Jarrod Kings closes the hood on his 1967 Ford Shelby...

Jarrod Kings closes the hood on his 1967 Ford Shelby Mustang GT-350 in Ferndale, Mich. (Aug. 16, 2005) Credit: AP

Who among us has not at some time imagined doing a comprehensive high quality restoration on the car of our dreams? Perhaps it’s a car that we already own, or one that we would buy for the sole purpose of restoring. For some, the thought of undertaking such a project is a dream. For others, it’s a nightmare. As with so many other things in life, how well you prepare and how realistic your expectations are, will determine whether you wake up in the morning with the warm fuzzies, or in the middle of the night in a cold sweat.

A restoration to high standards on just about any car will begin at about $50,000 and can easily climb into the millions on many exotic cars. Most of the cars that we drive will be in the $50,000 - $100,000 range, not including the cost of the car. This is a substantial amount of money, yet I regularly make new friends who contact me when they discover that they’ve written out $150,000 in checks for a restoration that was supposed to cost $50,000. And the worst part is that it’s been two years since work began and the car is still not even back on the frame. Maybe it’s a sign of the times, but I am retained on cases of this type at a rate of at least one a week.

In most cases the blame must be shared between the restoration shop and the customer. Some restoration shops simply get in over their heads, and some are just outright criminals. But what customer in their right mind continues writing out checks without tallying up a total or checking on the progress of the restoration?

There is no way to guarantee that any restoration will be completed on time, and on budget. But without a written contact, I can guarantee it won’t. This is the case even with an honest shop, and a customer willing to keep the cash flowing. That’s because a restoration is a complicated undertaking, and unless things are reduced to writing, the expectations of both the customer and the restoration shop will be different. These expectations can apply to the payment schedule, the work schedule, and the level of quality of the work to be performed.

Three cases that I’m currently involved with can be used to exemplify what can go wrong. The models of the cars are slightly altered to keep those involved anonymous.

The first is a 1970 Buick Skylark Coupe. The car was a nice solid car with a minimal amount of rust. The owner entrusted the restoration to a shop without a written contract, but was verbally told to expect a total cost of about $50,000. Clearly it does not pay to spend this kind of money to restore this car, but he had an emotional attachment, so he went ahead. Two years and $160,000 later the car is still in pieces. He just removed the car from the shop and gave it to another shop to complete. Hopefully it will come out nice. It should for a total cash outlay of almost $200,000. All of this could have been avoided had a contract been prepared.

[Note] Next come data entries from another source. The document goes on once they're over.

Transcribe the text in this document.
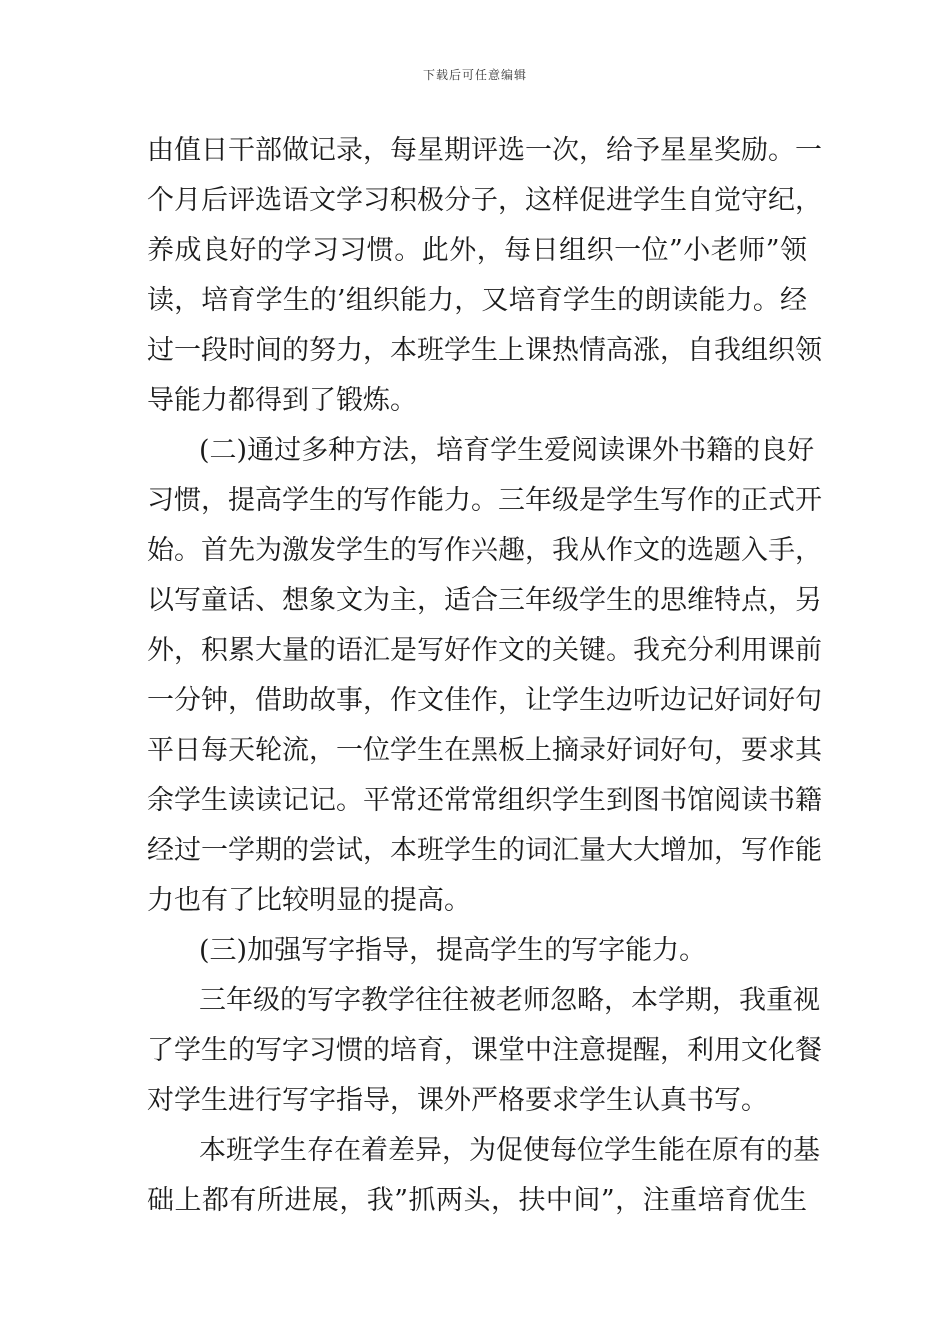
下载后可任意编辑
由值日干部做记录，每星期评选一次，给予星星奖励。一
个月后评选语文学习积极分子，这样促进学生自觉守纪，
养成良好的学习习惯。此外，每日组织一位”小老师”领
读，培育学生的’组织能力，又培育学生的朗读能力。经
过一段时间的努力，本班学生上课热情高涨，自我组织领
导能力都得到了锻炼。
(二)通过多种方法，培育学生爱阅读课外书籍的良好
习惯，提高学生的写作能力。三年级是学生写作的正式开
始。首先为激发学生的写作兴趣，我从作文的选题入手，
以写童话、想象文为主，适合三年级学生的思维特点，另
外，积累大量的语汇是写好作文的关键。我充分利用课前
一分钟，借助故事，作文佳作，让学生边听边记好词好句
平日每天轮流，一位学生在黑板上摘录好词好句，要求其
余学生读读记记。平常还常常组织学生到图书馆阅读书籍
经过一学期的尝试，本班学生的词汇量大大增加，写作能
力也有了比较明显的提高。
(三)加强写字指导，提高学生的写字能力。
三年级的写字教学往往被老师忽略，本学期，我重视
了学生的写字习惯的培育，课堂中注意提醒，利用文化餐
对学生进行写字指导，课外严格要求学生认真书写。
本班学生存在着差异，为促使每位学生能在原有的基
础上都有所进展，我”抓两头，扶中间”，注重培育优生
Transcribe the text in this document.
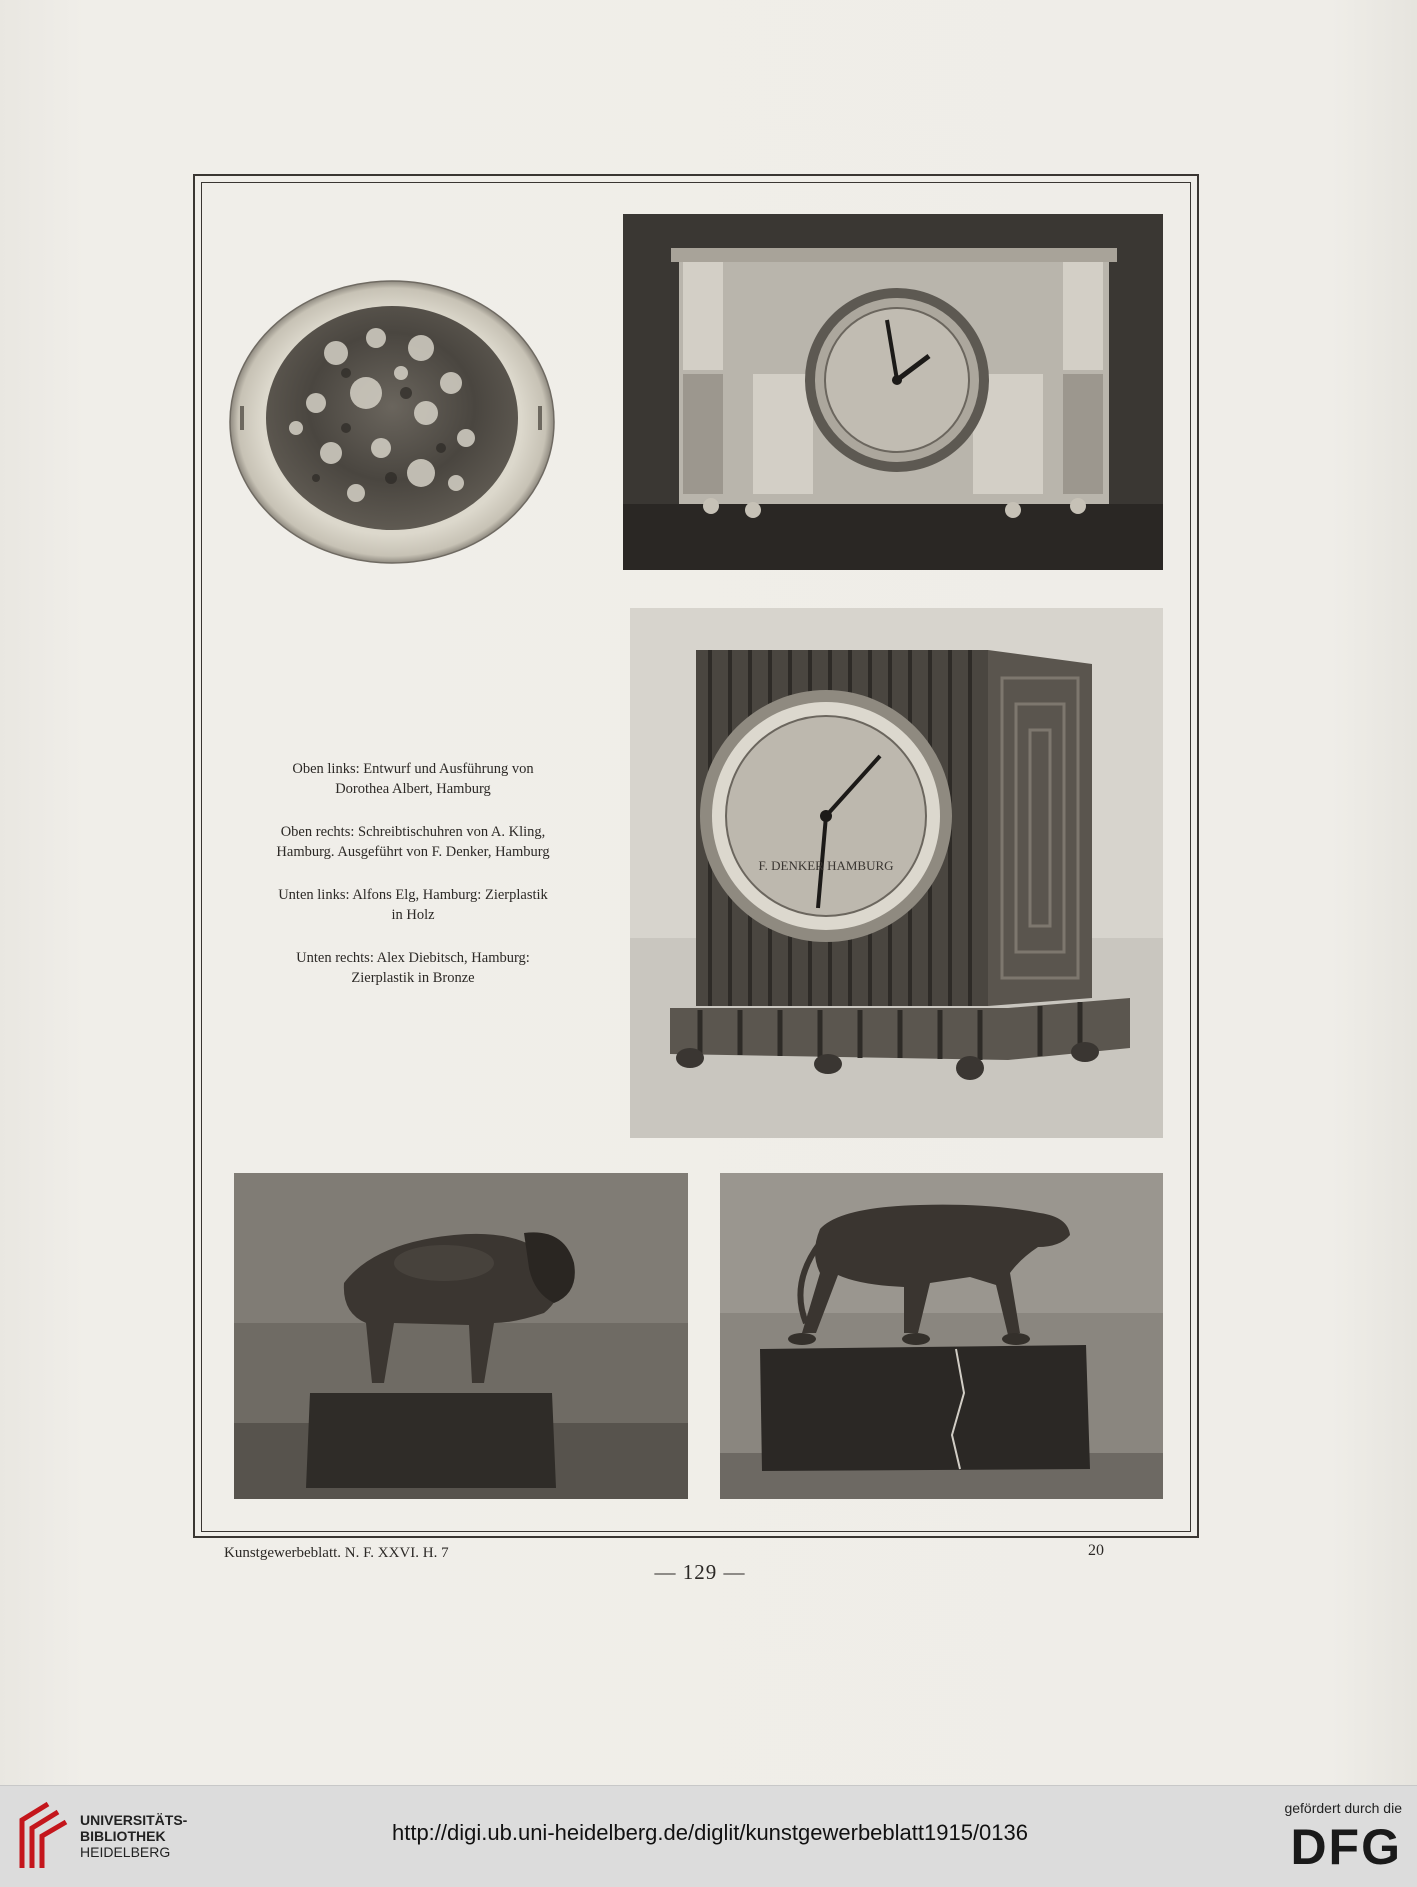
F. DENKER HAMBURG

Oben links: Entwurf und Ausführung von
Dorothea Albert, Hamburg

Oben rechts: Schreibtischuhren von A. Kling,
Hamburg. Ausgeführt von F. Denker, Hamburg

Unten links: Alfons Elg, Hamburg: Zierplastik
in Holz

Unten rechts: Alex Diebitsch, Hamburg:
Zierplastik in Bronze

Kunstgewerbeblatt. N. F. XXVI. H. 7	20
— 129 —
UNIVERSITÄTS-
BIBLIOTHEK
HEIDELBERG
http://digi.ub.uni-heidelberg.de/diglit/kunstgewerbeblatt1915/0136
gefördert durch die
DFG
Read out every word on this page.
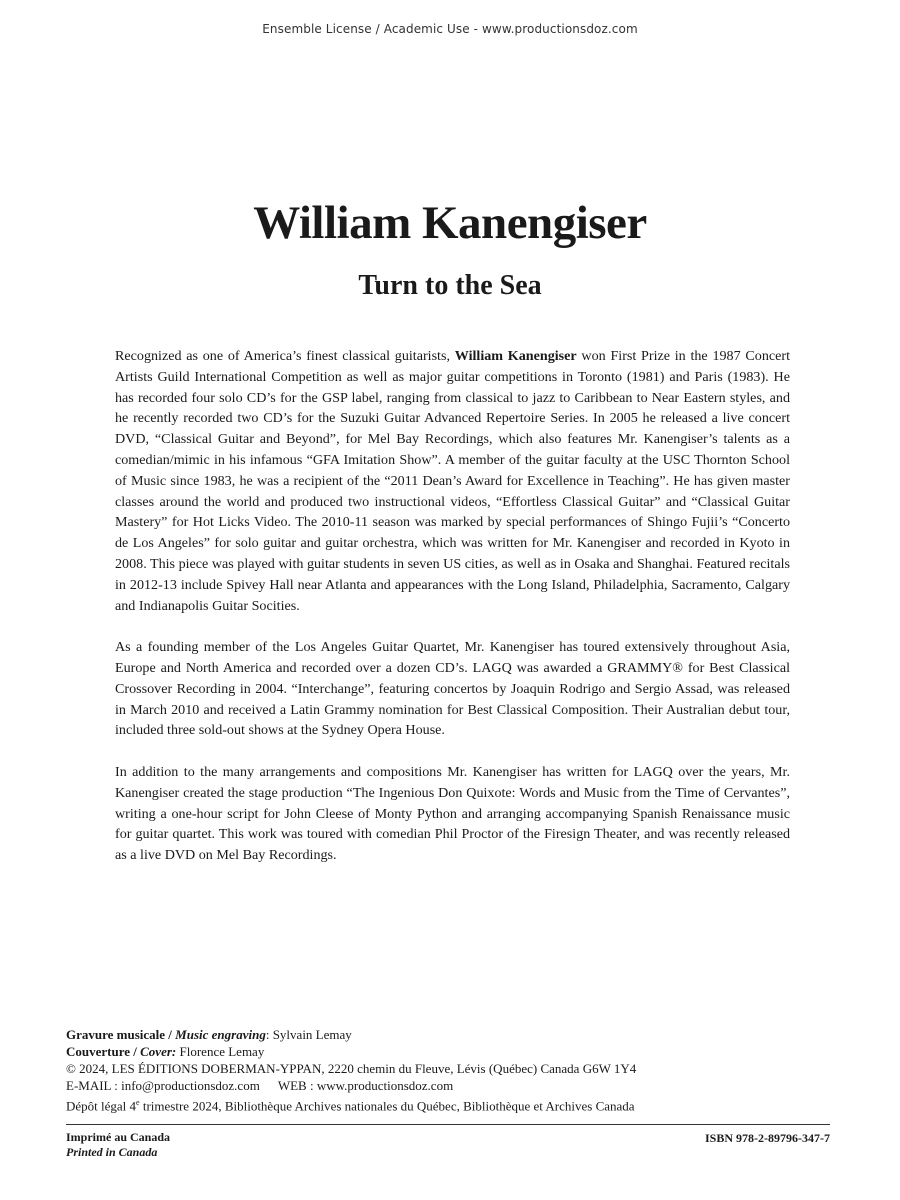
Ensemble License / Academic Use - www.productionsdoz.com
William Kanengiser
Turn to the Sea

Recognized as one of America’s finest classical guitarists, William Kanengiser won First Prize in the 1987 Concert Artists Guild International Competition as well as major guitar competitions in Toronto (1981) and Paris (1983). He has recorded four solo CD’s for the GSP label, ranging from classical to jazz to Caribbean to Near Eastern styles, and he recently recorded two CD’s for the Suzuki Guitar Advanced Repertoire Series. In 2005 he released a live concert DVD, “Classical Guitar and Beyond”, for Mel Bay Recordings, which also features Mr. Kanengiser’s talents as a comedian/mimic in his infamous “GFA Imitation Show”. A member of the guitar faculty at the USC Thornton School of Music since 1983, he was a recipient of the “2011 Dean’s Award for Excellence in Teaching”. He has given master classes around the world and produced two instructional videos, “Effortless Classical Guitar” and “Classical Guitar Mastery” for Hot Licks Video. The 2010-11 season was marked by special performances of Shingo Fujii’s “Concerto de Los Angeles” for solo guitar and guitar orchestra, which was written for Mr. Kanengiser and recorded in Kyoto in 2008. This piece was played with guitar students in seven US cities, as well as in Osaka and Shanghai. Featured recitals in 2012-13 include Spivey Hall near Atlanta and appearances with the Long Island, Philadelphia, Sacramento, Calgary and Indianapolis Guitar Socities.

As a founding member of the Los Angeles Guitar Quartet, Mr. Kanengiser has toured extensively throughout Asia, Europe and North America and recorded over a dozen CD’s. LAGQ was awarded a GRAMMY® for Best Classical Crossover Recording in 2004. “Interchange”, featuring concertos by Joaquin Rodrigo and Sergio Assad, was released in March 2010 and received a Latin Grammy nomination for Best Classical Composition. Their Australian debut tour, included three sold-out shows at the Sydney Opera House.

In addition to the many arrangements and compositions Mr. Kanengiser has written for LAGQ over the years, Mr. Kanengiser created the stage production “The Ingenious Don Quixote: Words and Music from the Time of Cervantes”, writing a one-hour script for John Cleese of Monty Python and arranging accompanying Spanish Renaissance music for guitar quartet. This work was toured with comedian Phil Proctor of the Firesign Theater, and was recently released as a live DVD on Mel Bay Recordings.

Gravure musicale / Music engraving: Sylvain Lemay
Couverture / Cover: Florence Lemay
© 2024, LES ÉDITIONS DOBERMAN-YPPAN, 2220 chemin du Fleuve, Lévis (Québec) Canada G6W 1Y4
E-MAIL : info@productionsdoz.com WEB : www.productionsdoz.com
Dépôt légal 4e trimestre 2024, Bibliothèque Archives nationales du Québec, Bibliothèque et Archives Canada
Imprimé au Canada
Printed in Canada
ISBN 978-2-89796-347-7
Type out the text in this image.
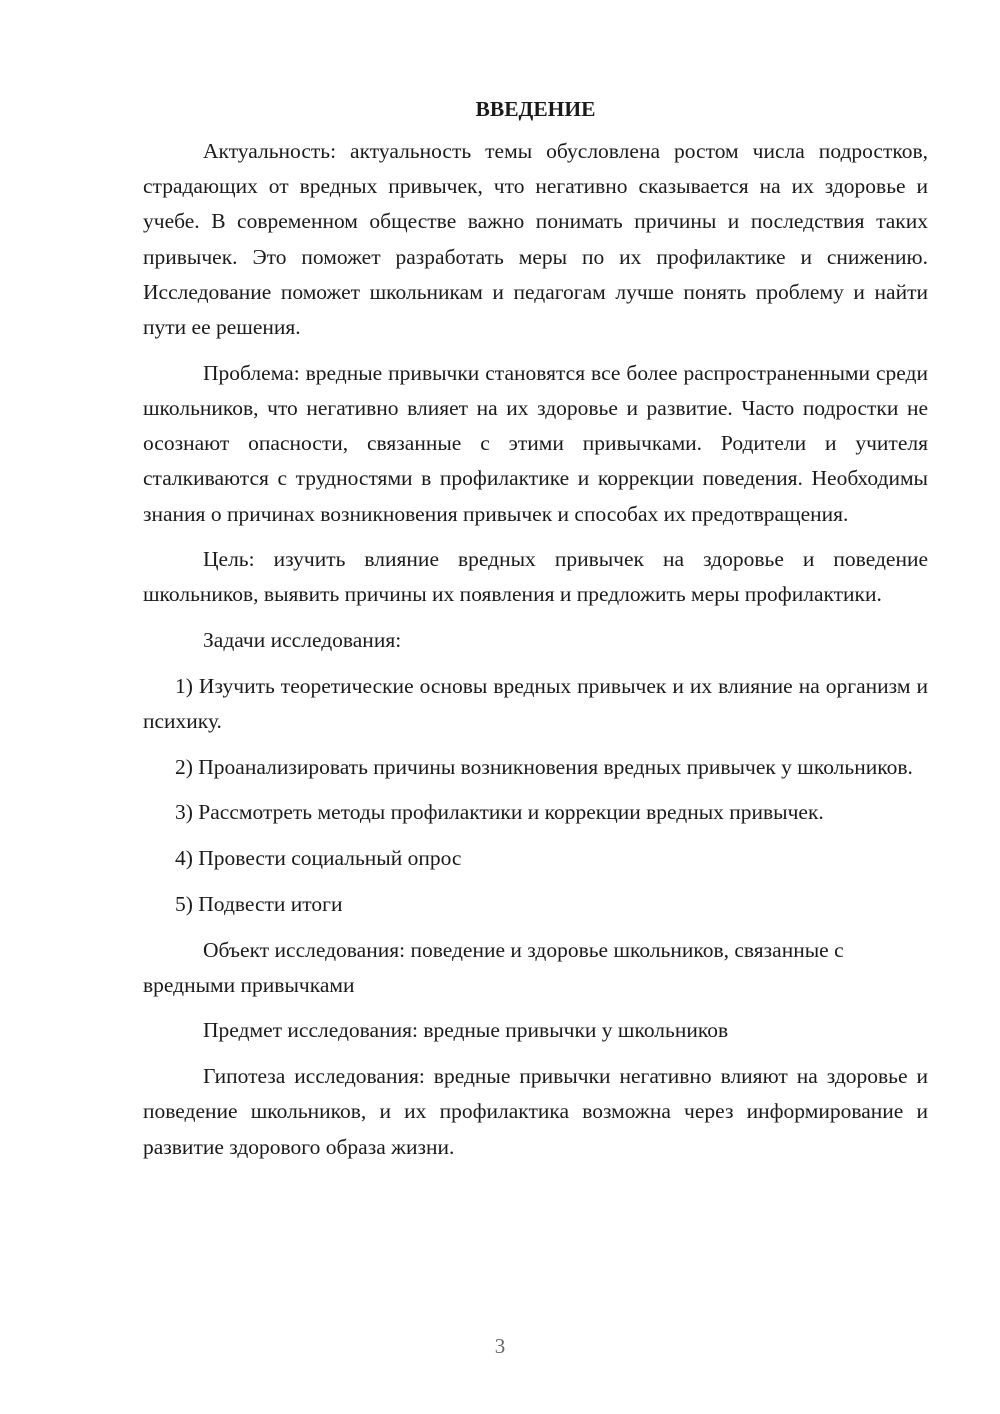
ВВЕДЕНИЕ

Актуальность: актуальность темы обусловлена ростом числа подростков, страдающих от вредных привычек, что негативно сказывается на их здоровье и учебе. В современном обществе важно понимать причины и последствия таких привычек. Это поможет разработать меры по их профилактике и снижению. Исследование поможет школьникам и педагогам лучше понять проблему и найти пути ее решения.

Проблема: вредные привычки становятся все более распространенными среди школьников, что негативно влияет на их здоровье и развитие. Часто подростки не осознают опасности, связанные с этими привычками. Родители и учителя сталкиваются с трудностями в профилактике и коррекции поведения. Необходимы знания о причинах возникновения привычек и способах их предотвращения.

Цель: изучить влияние вредных привычек на здоровье и поведение школьников, выявить причины их появления и предложить меры профилактики.

Задачи исследования:

1) Изучить теоретические основы вредных привычек и их влияние на организм и психику.

2) Проанализировать причины возникновения вредных привычек у школьников.

3) Рассмотреть методы профилактики и коррекции вредных привычек.

4) Провести социальный опрос

5) Подвести итоги

Объект исследования: поведение и здоровье школьников, связанные с вредными привычками

Предмет исследования: вредные привычки у школьников

Гипотеза исследования: вредные привычки негативно влияют на здоровье и поведение школьников, и их профилактика возможна через информирование и развитие здорового образа жизни.

3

The second car is a 1968 Cougar GT Convertible. It was in average condition and needed a slightly more comprehensive restoration, including replacement of the floors. The restoration far exceeded the expected budget, exceeding $100,000. The unfortunate part is that the quality of the workmanship is so poor that the car has virtually no value. In all likelihood the owner will end up parting the car out, and recovering some of his money in court. This could have been avoided had periodic inspections been made during the restoration.

The third car is a 1967 Shelby GT350. The budget for the restoration was slightly in excess of $150,000. The owner and the restoration shop went to great lengths to draft a fairly inclusive contract including a payment schedule and a deadline. This car came in right on budget, but was over six months late. The owner of the car is absolutely disgusted because he did not get to enjoy his car before winter set in, and the restorer is frustrated because he feels that he did a restoration to the highest standards, and time should take a back seat to quality. I’ve inspected this car, and the workmanship is second to none. The car is stunning, but we still have an unhappy owner and restorer. This is the best-case scenario of what can go wrong during a restoration. But in my experience, owners tend to forget the delays if the car comes beautiful, out on time, and on budget.

This brings me to my earlier point about expectations. Expect the restoration to go over budget to some degree, perhaps 10%. After all, we’re talking about cars whose ages are measured as a percentage of a century and the truth is that a restoration shop won’t really know the true extent of the work to be completed until they disassemble the car. Expect it to take longer than planned by a few months. Expect to make scheduled visits to verify that the work that you are getting billed for is actually getting done. And expect to pay those bills on time and in full if the work is getting done. You won’t be disappointed with your experience if you expectations are realistic.